Zo kunnen stalen platen die de walserij van een hoogovenbedrijf verlaten, beschouwd worden als grondstof voor de scheepsbouw- en auto-industrie. Het hoogovenbedrijf gebruikt o.a. ijzerertsconcentraat als grondstof. Dat concentraat is weer het eindprodukt van een mijnbedrijf, dat zijn grondstof (in dit geval ijzererts) letterlijk uit de aarde moet opdiepen. In dit laatste geval spreekt men van primaire grondstoffen.Soortgelijke voorbeelden kunnen ontleend worden aan o.a. de bouwindustrie, de chemische industrie en de textielindustrie, maar ook aan de levensmiddelenindustrie, de lederwarenindustrie en de houtverwerkende industrieën. Grondstoffen afkomstig uit de biosfeer (bosbouw-, landbouw-, veeteelt- en visserijprodukten) noemt men hernieuwbaar. Minerale grondstoffen of delfstoffen, die door de mijnbouw aan de aardkorst onttrokken worden, zijn niet hernieuwbaar. Een uitgeputte mijn of oliebron wordt niet meer aangevuld. Men kan ook zeggen: de mijnbouw oogst maar eenmaal op dezelfde plek. De hernieuwbare grondstoffen zijn echter alleen bij een goed beheer blijvend hernieuwbaar.

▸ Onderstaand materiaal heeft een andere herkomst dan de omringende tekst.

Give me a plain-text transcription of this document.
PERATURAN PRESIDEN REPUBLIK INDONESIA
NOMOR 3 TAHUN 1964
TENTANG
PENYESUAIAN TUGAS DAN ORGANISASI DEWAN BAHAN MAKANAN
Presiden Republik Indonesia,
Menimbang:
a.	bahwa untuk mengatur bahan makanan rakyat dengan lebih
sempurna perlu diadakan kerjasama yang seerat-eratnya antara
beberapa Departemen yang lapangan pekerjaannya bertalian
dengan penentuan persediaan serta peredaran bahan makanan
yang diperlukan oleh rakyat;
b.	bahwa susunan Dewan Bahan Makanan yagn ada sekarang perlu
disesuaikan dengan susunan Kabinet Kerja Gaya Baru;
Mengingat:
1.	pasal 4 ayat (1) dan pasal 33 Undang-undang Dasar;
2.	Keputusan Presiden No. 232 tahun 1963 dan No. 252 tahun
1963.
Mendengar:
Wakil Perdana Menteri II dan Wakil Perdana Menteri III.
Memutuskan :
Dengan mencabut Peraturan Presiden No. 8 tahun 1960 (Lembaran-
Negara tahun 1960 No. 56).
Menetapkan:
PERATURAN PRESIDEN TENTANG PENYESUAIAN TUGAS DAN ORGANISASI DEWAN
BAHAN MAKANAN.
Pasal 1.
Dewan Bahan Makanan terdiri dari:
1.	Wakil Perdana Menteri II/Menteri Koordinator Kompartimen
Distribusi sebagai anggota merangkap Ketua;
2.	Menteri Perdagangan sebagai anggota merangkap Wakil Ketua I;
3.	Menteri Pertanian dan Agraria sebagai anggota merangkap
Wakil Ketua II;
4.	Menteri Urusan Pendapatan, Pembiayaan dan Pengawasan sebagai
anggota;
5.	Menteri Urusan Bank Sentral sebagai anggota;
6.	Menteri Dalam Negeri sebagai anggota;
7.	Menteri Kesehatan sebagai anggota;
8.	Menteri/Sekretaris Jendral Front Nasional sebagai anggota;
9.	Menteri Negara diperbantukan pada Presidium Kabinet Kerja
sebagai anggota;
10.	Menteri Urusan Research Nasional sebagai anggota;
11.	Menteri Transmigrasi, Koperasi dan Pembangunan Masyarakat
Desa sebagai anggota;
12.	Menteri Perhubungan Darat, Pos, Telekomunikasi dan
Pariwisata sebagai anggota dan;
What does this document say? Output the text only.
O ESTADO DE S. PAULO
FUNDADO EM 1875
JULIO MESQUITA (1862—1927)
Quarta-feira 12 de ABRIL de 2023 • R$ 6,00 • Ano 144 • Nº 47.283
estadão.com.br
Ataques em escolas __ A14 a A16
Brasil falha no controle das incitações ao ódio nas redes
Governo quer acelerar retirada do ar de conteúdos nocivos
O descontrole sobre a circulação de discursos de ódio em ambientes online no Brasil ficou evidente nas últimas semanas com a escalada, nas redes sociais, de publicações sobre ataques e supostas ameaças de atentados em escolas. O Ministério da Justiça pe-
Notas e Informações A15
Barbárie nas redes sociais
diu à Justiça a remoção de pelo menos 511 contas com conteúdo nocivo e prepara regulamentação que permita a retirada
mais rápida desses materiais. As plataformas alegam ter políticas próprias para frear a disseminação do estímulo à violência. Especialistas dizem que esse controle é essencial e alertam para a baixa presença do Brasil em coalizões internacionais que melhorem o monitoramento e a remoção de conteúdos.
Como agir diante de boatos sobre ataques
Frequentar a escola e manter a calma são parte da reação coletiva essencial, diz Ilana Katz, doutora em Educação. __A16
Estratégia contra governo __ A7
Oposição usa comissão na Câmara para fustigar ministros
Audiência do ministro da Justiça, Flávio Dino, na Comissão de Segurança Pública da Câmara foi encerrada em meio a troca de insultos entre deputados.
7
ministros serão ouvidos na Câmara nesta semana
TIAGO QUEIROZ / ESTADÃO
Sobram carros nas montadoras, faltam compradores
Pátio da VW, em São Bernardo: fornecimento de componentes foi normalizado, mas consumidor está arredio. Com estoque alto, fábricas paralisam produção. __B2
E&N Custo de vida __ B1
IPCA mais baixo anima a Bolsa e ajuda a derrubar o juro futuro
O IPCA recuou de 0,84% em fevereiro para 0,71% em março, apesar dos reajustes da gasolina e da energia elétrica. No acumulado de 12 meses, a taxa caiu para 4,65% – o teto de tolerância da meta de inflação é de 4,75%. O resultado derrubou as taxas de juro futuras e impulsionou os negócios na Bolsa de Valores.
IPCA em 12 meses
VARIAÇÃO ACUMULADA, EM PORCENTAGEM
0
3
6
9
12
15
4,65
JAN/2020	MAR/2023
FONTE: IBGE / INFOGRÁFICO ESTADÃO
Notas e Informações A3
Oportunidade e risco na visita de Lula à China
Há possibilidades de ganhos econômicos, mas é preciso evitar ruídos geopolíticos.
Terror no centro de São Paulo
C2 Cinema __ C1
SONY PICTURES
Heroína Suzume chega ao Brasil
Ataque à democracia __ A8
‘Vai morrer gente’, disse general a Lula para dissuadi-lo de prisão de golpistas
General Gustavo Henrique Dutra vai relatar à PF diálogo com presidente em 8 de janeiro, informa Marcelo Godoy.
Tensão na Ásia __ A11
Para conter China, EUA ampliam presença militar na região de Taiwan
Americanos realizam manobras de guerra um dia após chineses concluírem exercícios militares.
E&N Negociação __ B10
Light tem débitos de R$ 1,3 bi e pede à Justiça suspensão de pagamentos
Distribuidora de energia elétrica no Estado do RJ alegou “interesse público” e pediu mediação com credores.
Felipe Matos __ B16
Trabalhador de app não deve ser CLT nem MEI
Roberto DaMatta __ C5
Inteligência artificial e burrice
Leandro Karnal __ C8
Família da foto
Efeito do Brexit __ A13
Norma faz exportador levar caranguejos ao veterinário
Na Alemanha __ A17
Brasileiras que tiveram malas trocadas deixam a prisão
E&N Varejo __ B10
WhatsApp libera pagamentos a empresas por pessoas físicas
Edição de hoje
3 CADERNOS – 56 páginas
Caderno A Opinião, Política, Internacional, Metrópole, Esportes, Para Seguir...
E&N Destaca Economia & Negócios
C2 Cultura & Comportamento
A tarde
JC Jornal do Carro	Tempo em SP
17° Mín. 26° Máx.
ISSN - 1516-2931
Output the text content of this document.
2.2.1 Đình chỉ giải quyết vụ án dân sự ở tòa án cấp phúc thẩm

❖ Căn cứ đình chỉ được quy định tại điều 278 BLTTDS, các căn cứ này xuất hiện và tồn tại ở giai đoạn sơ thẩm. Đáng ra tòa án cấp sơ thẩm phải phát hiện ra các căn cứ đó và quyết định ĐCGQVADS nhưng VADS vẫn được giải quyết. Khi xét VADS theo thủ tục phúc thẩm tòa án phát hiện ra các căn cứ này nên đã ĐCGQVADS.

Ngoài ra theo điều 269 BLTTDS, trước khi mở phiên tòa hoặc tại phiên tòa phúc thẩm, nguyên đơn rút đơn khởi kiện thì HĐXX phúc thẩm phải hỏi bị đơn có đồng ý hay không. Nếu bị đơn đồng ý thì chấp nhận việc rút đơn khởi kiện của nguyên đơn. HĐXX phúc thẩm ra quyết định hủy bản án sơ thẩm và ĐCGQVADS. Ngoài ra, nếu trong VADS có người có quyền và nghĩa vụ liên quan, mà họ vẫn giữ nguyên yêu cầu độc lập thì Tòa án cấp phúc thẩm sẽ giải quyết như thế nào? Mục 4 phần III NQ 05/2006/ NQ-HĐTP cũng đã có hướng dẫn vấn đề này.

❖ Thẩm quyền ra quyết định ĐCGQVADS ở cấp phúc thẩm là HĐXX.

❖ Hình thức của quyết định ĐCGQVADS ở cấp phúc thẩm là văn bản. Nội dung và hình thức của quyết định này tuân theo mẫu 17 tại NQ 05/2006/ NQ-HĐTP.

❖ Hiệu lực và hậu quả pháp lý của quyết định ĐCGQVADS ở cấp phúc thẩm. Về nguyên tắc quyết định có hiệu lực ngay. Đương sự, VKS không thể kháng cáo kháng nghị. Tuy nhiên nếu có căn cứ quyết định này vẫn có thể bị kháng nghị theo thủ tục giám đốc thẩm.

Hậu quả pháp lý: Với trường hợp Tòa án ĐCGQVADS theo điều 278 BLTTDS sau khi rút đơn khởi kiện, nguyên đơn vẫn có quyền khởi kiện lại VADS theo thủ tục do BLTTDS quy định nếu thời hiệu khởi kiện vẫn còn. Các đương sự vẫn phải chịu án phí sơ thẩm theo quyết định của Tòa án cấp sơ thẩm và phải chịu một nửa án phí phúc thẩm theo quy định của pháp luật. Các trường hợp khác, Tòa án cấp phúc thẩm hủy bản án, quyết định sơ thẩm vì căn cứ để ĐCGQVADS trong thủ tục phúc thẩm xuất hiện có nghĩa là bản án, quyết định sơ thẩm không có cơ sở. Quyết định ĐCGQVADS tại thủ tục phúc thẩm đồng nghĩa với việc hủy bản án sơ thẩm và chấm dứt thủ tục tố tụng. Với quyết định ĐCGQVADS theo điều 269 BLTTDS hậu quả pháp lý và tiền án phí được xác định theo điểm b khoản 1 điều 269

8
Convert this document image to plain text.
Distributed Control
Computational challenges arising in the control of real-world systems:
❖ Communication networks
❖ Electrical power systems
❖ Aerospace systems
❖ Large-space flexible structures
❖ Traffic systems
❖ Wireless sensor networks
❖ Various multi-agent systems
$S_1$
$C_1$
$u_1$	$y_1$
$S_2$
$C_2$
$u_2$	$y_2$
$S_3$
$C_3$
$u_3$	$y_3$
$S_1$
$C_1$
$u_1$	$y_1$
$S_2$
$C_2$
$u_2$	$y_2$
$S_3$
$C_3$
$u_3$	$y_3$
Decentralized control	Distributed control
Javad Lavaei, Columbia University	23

Door toedoen van de mens zijn reeds vele plante- en diersoorten uitgestorven; dit proces gaat nog steeds door. Door het ongebreidelde kappen van bomen zijn in de loop der eeuwen bosrijke gebieden veranderd in woestijnen en verdwijnen jaarlijks duizenden vierkante kilometers aan tropisch regenwoud. ‘Hernieuwbaar’ is soms dus zeer betrekkelijk. Anderzijds zijn sommige minerale grondstoffen wel hernieuwbaar. In vulkanische gebieden (Ijsland, Italië, Japan) wordt lava gebruikt als grondstof voor keramische produkten. Vulkaanuitbarstingen zorgen voor nieuwe toevoer van lava.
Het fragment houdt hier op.